Dans un quatrième temps, concernant la patientèle en ville, il a été demandé à l’ARS de réaliser un dépistage de tous les cas suspects, qui se fera à l’appréciation du médecin traitant.

 

L’ARS a indiqué par voie de presse que des tests seraient ouverts aux prescriptions des médecins traitants.

Par ailleurs, la question de la faisabilité des tests a également été débattue. A ce jour, seul le CHU assure les analyses. Les laboratoires Réunilab et Cerballiance pourraient réaliser des tests également ,dés cette semaine,  ce qui permettrait d’augmenter considérablement la capacité à répondre à la demande de tests supplémentaires. La question des drive a été abordée et proposée par les laboratoires privés. Les limites identifiées sont l’accès aux réactifs, la disponibilité du matériel de prélèvement et la disponibilité du personnel. Concernant le délai de rendu, Réunilab précise que le délai incompressible est de 6h et peut aller jusqu’à 20h maximum en semaine (exemple : Un prélèvement effectué à 11h pourrait être rendu à 17h le jour même).

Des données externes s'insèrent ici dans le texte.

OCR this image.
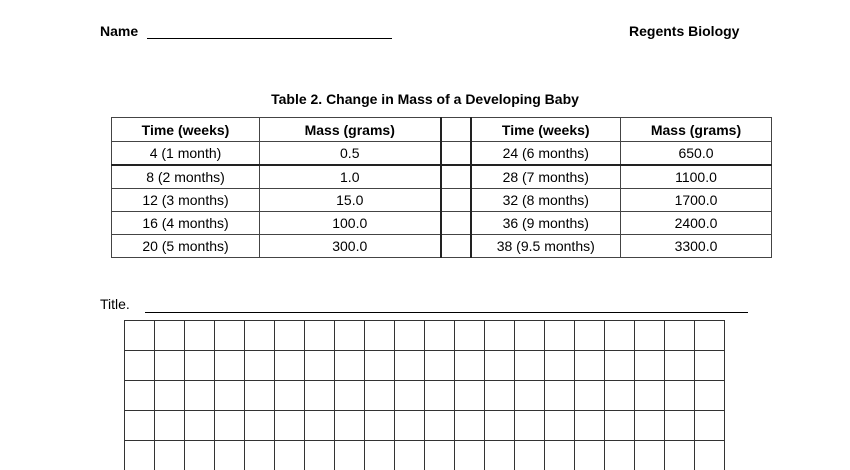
Name	Regents Biology
Table 2. Change in Mass of a Developing Baby
Time (weeks)	Mass (grams)		Time (weeks)	Mass (grams)
4 (1 month)	0.5		24 (6 months)	650.0
8 (2 months)	1.0		28 (7 months)	1100.0
12 (3 months)	15.0		32 (8 months)	1700.0
16 (4 months)	100.0		36 (9 months)	2400.0
20 (5 months)	300.0		38 (9.5 months)	3300.0
Title.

L’ARS a indiqué que le CHU restait le centre préleveur prioritaire pour le moment mais que deux laboratoires pourraient désormais effectuer 400 tests supplémentaires par jour.

Enfin, pour la question de la conduite à tenir en cas de levée de corps à domicile avec suspicion de Covid, une procédure régionale, conduite par l’Ordre des médecins, est en cours d’élaboration. Toute personne décédée avec suspicion doit être considérée comme confirmée avec application des recommandations du HCSP.